Clean Elections chief: Horne broke campaign lawPosted: Updated:
PHOENIX (AP) -- The executive director of the Arizona Citizens Clean Elections Commission said Tuesday that Attorney General Tom Horne should repay the state more than $312,000 for using his offices and executive staff to work on his failed re-election campaign.
Tom Collins told the five-member commission in a memo there's enough evidence to believe Horne broke elections laws and asked commissioners to adopt his recommendation at their Thursday meeting.
Former Horne staffer Sarah Beattie filed a complaint in May saying she was essentially hired to work on Horne's campaign and that others in Horne's office also did substantial campaign work. Collins reviewed documents Beattie provided, reviewed Horne's response and made public records requests, some of which have not been fulfilled by Horne's staff, before making his recommendation.
Horne denies the allegations. He did not immediately respond to a request for comment.
If the commission adopts the recommendation, Horne has the chance to explain why Collins was wrong, repay the money or negotiate a settlement. The commission may initiate enforcement action if the case isn't settled. That could include civil penalties and at worst the removal of Horne from office.
Horne lost to Mark Brnovich in August's Republican primary after being dogged by multiple allegations of campaign finance violations for the past several years.
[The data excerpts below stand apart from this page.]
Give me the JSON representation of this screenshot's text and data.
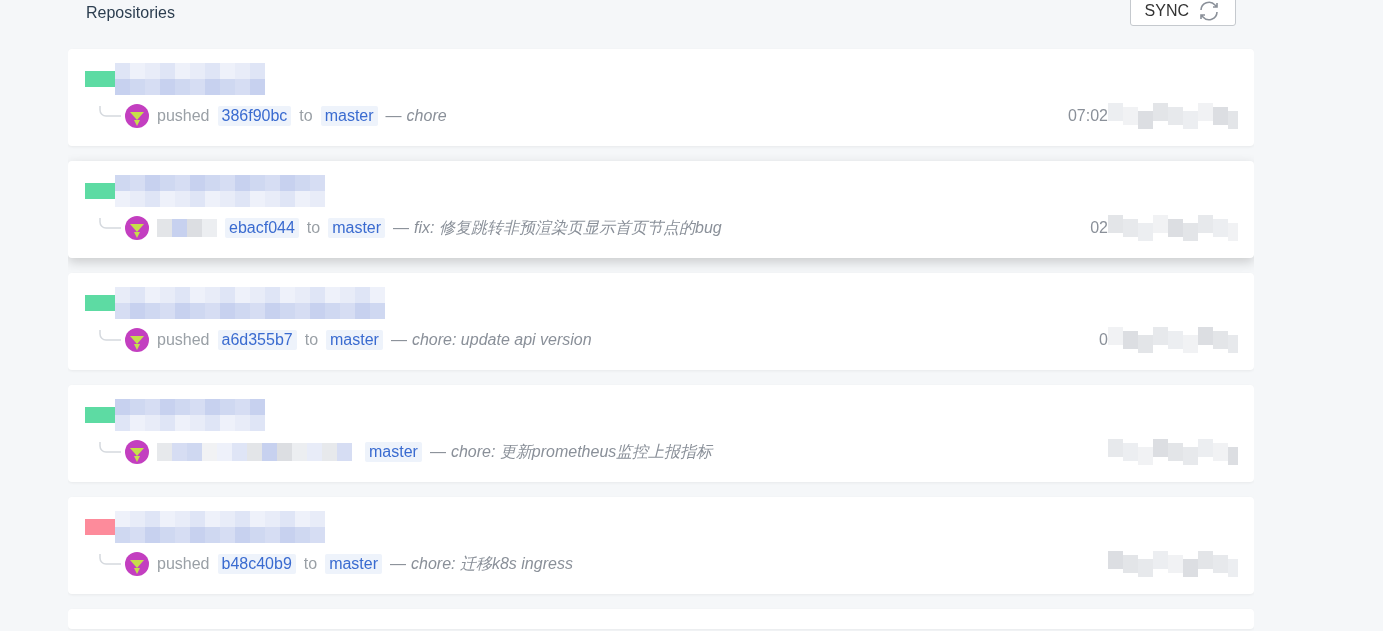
{
  "header": {
    "title": "Repositories",
    "sync_button": "SYNC"
  },
  "repositories": [
    {
      "color": "#5ddba3",
      "hovered": false,
      "pushed": "pushed",
      "sha": "386f90bc",
      "to": "to",
      "branch": "master",
      "dash": "—",
      "message": "chore",
      "time": "07:02"
    },
    {
      "color": "#5ddba3",
      "hovered": true,
      "sha": "ebacf044",
      "to": "to",
      "branch": "master",
      "dash": "—",
      "message": "fix: 修复跳转非预渲染页显示首页节点的bug",
      "time": "02"
    },
    {
      "color": "#5ddba3",
      "hovered": false,
      "pushed": "pushed",
      "sha": "a6d355b7",
      "to": "to",
      "branch": "master",
      "dash": "—",
      "message": "chore: update api version",
      "time": "0"
    },
    {
      "color": "#5ddba3",
      "hovered": false,
      "branch": "master",
      "dash": "—",
      "message": "chore: 更新prometheus监控上报指标"
    },
    {
      "color": "#fd8b9b",
      "hovered": false,
      "pushed": "pushed",
      "sha": "b48c40b9",
      "to": "to",
      "branch": "master",
      "dash": "—",
      "message": "chore: 迁移k8s ingress"
    }
  ]
}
Brnovich will face Democrat Felecia Rotellini in November's general election.
Horne is appealing a decision by the Yavapai County attorney that he violated campaign finance laws during his 2010 election bid by coordinating campaign strategy with an outside group run by an aide. He also pleaded no contest in 2013 to a hit-and-run accident that was witnessed by FBI agents tailing him during that investigation.
Beattie's allegations are also being investigated by a retired appeals court judge and Gilbert's town attorney. That probe was initiated after the secretary of state requested an investigation.
In his recommendation memo to the commission, Collins wrote that documents Beattie provided show that "by August 2013, the Horne Campaign was setting up a parallel organizational structure where the responsibilities of campaign staff reflected the Executive Office of the Attorney General's Office."
The campaign manager was Horne's chief of staff, the chief strategist was his legislative liaison, and the campaign spokeswoman was his office spokeswoman, Collins wrote. All were unpaid campaign volunteers.
Collins said, "A person does not serve as a campaign volunteer if that person is compensated."
Collins came up with the $312,000 figure by pro-rating the salaries of the state employees who volunteered for Horne's campaign for eight months.
The Maricopa County attorney is also investigating Beattie's complaint. Horne sued to block that probe, arguing that County Attorney Bill Montgomery was a political opponent, but a judge last month refused to stop the investigation. Horne has since dropped the case.